Schrikbarend weinig bedrijven zijn fit om duurzaam te groeien, vooral omdat ze geen heldere strategie hebben en geld blijven steken in ‘slechte’ kosten. Marco Kesteloo, partner bij Strategy&, begeleidt bedrijven om fit for growth te worden. ‘Groei is een uitkomst en kan nooit een doel zijn.
Uit onderzoek van Strategy& blijkt dat minder dan 10 procent van de bedrijven fit is om duurzaam te groeien. Dat is schrikbarend laag ‘Dat komt onder meer omdat te veel bedrijven hun kosten op een verkeerde wijze managen. Het omlaag brengen van kosten is cruciaal voor een gezonde groei van een bedrijf. Maar dan moet je wel bewuste keuzes maken over waar je kosten precies bespaart en ook waarin je investeert. Je hebt “goede” en “slechte” kosten, kosten die je strategie ondersteunen en kosten die niks toevoegen. Bedrijven die de kaasschaafmethode gebruiken en overal binnen de organisatie evenveel bezuinigen, maken een strategische fout.’

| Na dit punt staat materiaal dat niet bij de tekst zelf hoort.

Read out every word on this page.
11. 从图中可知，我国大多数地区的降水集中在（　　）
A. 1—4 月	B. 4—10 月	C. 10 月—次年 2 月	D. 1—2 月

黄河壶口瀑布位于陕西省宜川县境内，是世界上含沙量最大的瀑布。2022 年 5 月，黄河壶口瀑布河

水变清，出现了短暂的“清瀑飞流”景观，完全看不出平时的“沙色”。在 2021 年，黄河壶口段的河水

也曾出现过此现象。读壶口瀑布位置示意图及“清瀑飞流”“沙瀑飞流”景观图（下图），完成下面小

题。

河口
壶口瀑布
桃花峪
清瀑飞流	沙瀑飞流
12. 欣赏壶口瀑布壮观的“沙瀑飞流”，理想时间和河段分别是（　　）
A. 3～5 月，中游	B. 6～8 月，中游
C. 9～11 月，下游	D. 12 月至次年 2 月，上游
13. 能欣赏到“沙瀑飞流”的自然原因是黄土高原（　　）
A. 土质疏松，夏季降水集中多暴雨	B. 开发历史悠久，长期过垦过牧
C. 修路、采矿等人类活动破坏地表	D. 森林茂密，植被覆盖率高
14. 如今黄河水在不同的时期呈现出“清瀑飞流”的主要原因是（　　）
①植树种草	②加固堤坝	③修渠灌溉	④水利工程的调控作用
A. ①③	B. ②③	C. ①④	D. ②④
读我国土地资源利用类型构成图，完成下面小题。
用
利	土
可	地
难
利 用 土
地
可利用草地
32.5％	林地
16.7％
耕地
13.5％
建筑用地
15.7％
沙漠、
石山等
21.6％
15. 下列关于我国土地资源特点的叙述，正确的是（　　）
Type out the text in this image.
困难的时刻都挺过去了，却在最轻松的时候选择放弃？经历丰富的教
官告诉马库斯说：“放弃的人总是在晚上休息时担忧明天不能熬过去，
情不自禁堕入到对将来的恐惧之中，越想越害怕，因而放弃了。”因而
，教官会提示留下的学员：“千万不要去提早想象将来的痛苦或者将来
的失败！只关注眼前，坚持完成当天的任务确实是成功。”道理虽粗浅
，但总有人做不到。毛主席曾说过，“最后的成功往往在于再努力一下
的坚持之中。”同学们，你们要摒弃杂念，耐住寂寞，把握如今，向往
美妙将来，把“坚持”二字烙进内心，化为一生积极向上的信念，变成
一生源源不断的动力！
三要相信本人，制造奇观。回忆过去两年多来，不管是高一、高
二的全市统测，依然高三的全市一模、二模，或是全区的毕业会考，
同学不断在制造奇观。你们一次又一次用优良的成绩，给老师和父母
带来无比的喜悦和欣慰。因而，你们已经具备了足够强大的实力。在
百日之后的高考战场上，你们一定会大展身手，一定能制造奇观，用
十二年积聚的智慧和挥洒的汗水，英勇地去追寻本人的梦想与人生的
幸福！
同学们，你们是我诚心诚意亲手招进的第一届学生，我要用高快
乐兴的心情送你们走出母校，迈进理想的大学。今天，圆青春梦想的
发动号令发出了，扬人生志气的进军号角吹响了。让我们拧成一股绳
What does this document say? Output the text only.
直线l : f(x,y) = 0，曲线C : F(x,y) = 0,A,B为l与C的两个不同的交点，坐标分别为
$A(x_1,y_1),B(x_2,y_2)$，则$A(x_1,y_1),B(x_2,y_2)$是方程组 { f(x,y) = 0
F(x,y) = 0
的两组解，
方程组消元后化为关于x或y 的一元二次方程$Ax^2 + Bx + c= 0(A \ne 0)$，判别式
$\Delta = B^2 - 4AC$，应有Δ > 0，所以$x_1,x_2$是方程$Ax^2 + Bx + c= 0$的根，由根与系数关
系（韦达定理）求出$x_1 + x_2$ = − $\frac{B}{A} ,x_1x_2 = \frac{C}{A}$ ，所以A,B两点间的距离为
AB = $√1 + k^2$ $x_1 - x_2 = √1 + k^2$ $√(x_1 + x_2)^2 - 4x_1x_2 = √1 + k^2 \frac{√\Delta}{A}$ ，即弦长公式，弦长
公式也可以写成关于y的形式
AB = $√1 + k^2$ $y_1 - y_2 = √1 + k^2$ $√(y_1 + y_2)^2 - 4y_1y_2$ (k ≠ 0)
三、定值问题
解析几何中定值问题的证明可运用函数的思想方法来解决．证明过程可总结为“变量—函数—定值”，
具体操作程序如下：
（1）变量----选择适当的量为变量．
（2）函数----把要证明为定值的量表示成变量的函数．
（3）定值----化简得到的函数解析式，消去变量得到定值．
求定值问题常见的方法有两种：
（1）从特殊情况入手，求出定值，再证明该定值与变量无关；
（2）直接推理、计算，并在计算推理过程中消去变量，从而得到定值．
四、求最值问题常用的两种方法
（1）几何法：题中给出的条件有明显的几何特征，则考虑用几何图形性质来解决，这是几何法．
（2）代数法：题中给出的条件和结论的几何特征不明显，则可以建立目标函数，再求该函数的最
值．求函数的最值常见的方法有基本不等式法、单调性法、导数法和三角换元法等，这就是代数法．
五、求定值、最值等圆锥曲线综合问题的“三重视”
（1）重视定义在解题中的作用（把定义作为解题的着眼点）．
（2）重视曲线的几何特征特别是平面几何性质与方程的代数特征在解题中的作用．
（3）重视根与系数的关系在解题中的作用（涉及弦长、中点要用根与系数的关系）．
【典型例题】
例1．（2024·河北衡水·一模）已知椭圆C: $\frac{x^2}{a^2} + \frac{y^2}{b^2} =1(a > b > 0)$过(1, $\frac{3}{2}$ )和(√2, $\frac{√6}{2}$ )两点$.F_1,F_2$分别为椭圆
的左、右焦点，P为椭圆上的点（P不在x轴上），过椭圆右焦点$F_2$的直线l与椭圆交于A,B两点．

Zie ook: Innovatie is geen financiële black box
Welke fout?
‘Op een verkeerde manier in de kosten snijden kan een bedrijf zwakker maken. Zeker in deze tijd kan dat desastreus zijn. De kernvraag is: waarin onderscheiden wij ons van de concurrentie, wat zijn onze differentiated capabilities? Als je dat helder hebt, dan weet je waarin je moet investeren en evenzo belangrijk, waarin je dus niet moet investeren. Investeer in wat je als bedrijf onderscheidend maakt en stop met het geld pompen in zaken die niet tot je core capabilities behoren.’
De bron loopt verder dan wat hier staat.